In other words, the following raises AttributeError: The following data sets cannot be used by multiprocessing...:

kedro run --pipeline pipeline_that_doesnt_involve_problematic_datasets runner=ParallelRunner

Context

This error prevents leveraging amazing advantages that ParallelRunner can bring to large projects in cases where any dataset doesn't adhere to the runner's requirements.

Steps to Reproduce

  1. Create a pipeline that uses datasets not adhering to ParallelRunner requirements, but runs fine with SequentialRunner. Let this pipeline have 2 outputs: e.g. pandas dataframes.
  2. Create a second pipeline that does some profiling of those tables: like df.describe(). There should be a modular pipe and 2 namespaces pipelines created for 2 tables respectively.
  3. Run the first pipeline with SequentialRunner and produce those 2 outputs.
  4. Try running the second pipeline with ParallelRunner, since it should be able to process those 2 namespaces in parallel, and see error raised.

Expected Result

The second pipeline involves no datasets that do not adhere to ParallelRunner requirements, and should be executed without errors. It should not check requirements for datasets not involved in it.

Actual Result

ParallelRunner raises AttributeError: The following data sets cannot be used by multiprocessing... on datasets not involved in --pipeline being run

Your Environment

noklam commented 3 months ago

Haven't read the full thing. Was this working prior 0.19? In general we recommend ThreadRunner because multiprocess doesn't work with Spark. The computation doesn't happened locally anyway so it does not make sense to use multiprocess.

Would you be able to provide an demo repository that we can run on other side? Something modify from the existing starter would be good enough.

yury-fedotov commented 2 months ago

@noklam Hey! Sorry for late reply.

  1. I haven't tested in < 0.19 tbh.
  2. ThreadRunner has limitations too - e.g. matplotlib does not work with it, since this package is thread-unsafe. That's a limitation in my use case since the whole point of moving away from SequentialRunner is to parallelize nodes that generate big partitioned datasets of plt.Figures.
  3. ParallelRunner does not with spark - that I get. So the fact that it's not able to run pipelines involving SparkDataset or SparkHiveDataset is clear. But the problem I described is a bit different: if your catalog has any spark datasets, ParallelRunner cannot be used in even pipelines that have nothing to do with those catalog datasets.
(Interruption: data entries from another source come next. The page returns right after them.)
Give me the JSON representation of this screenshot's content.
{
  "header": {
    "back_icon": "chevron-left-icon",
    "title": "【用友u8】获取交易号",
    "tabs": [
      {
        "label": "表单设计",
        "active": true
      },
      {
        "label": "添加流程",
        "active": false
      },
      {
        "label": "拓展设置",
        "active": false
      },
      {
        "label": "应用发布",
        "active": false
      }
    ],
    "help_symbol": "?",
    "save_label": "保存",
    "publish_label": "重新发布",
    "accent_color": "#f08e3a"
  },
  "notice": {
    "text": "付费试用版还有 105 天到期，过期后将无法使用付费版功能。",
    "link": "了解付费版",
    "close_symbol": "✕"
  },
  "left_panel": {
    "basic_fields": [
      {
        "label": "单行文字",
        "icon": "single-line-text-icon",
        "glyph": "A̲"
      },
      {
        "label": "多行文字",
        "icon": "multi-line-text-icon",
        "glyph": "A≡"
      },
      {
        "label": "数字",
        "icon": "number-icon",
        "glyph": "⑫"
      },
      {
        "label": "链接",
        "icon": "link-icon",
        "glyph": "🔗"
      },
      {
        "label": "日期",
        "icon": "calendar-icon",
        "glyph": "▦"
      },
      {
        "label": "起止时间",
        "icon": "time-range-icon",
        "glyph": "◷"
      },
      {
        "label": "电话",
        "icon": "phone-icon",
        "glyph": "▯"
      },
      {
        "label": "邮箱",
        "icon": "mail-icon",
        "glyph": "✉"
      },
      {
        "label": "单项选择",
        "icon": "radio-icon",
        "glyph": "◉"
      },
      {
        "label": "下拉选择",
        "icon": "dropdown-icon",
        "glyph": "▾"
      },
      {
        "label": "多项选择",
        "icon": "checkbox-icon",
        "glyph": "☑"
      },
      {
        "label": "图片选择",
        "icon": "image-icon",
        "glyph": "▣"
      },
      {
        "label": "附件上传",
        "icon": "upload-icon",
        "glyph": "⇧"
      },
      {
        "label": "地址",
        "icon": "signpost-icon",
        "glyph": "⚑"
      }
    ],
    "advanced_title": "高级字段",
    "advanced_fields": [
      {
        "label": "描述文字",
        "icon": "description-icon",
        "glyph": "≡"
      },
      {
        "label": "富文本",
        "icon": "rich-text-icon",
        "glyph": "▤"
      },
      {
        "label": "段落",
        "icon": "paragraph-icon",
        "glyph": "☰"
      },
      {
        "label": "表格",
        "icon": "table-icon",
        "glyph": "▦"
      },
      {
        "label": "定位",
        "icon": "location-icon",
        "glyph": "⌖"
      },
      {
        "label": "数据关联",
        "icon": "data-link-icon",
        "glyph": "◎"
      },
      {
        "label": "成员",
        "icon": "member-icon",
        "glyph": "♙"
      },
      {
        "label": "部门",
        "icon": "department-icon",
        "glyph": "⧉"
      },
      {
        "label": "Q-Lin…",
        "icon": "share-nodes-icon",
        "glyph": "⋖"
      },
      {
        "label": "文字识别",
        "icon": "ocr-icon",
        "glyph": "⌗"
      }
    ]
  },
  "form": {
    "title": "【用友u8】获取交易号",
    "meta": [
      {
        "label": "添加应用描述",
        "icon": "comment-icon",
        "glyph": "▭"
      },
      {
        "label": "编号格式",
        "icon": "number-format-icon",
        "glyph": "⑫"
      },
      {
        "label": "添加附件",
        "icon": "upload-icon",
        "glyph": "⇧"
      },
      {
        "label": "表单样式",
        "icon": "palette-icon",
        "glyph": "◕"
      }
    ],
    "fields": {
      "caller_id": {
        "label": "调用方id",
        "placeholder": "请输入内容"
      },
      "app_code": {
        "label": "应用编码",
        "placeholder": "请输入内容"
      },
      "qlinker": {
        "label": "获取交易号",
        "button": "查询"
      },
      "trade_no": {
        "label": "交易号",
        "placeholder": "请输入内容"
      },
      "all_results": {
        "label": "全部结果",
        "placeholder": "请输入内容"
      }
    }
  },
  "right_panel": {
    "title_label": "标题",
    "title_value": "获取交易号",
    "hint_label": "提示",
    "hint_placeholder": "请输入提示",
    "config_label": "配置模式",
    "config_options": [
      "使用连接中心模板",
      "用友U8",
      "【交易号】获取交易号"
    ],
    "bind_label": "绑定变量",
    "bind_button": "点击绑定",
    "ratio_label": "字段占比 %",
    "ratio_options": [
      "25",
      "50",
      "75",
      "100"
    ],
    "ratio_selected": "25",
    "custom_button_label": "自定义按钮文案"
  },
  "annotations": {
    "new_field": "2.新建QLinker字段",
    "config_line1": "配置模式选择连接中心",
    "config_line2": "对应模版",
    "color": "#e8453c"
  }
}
On providing the repo - I'm not sure unfortunately I'll have time for that in the near future, but will post here if I manage to.

noklam commented 2 months ago

Got it, would this resolved if dataset is somehow lazy initialised?

yury-fedotov commented 2 months ago

Got it, would this resolved if dataset is somehow lazy initialised?

Yeah lazy initialization would resolve this. That's my understanding since if I comment out those datasets, it works fine.

Does Kedro support lazy initialization somehow?

noklam commented 2 months ago

Kedro-datasets is lazily import but I think during the initialisatio Data Catalog would create instance for the entire catalog.

merelcht commented 1 month ago

This seems to be related to https://github.com/kedro-org/kedro/issues/2829

astrojuanlu commented 1 month ago

Indeed, closing this as duplicate of #2829, they are the same problem.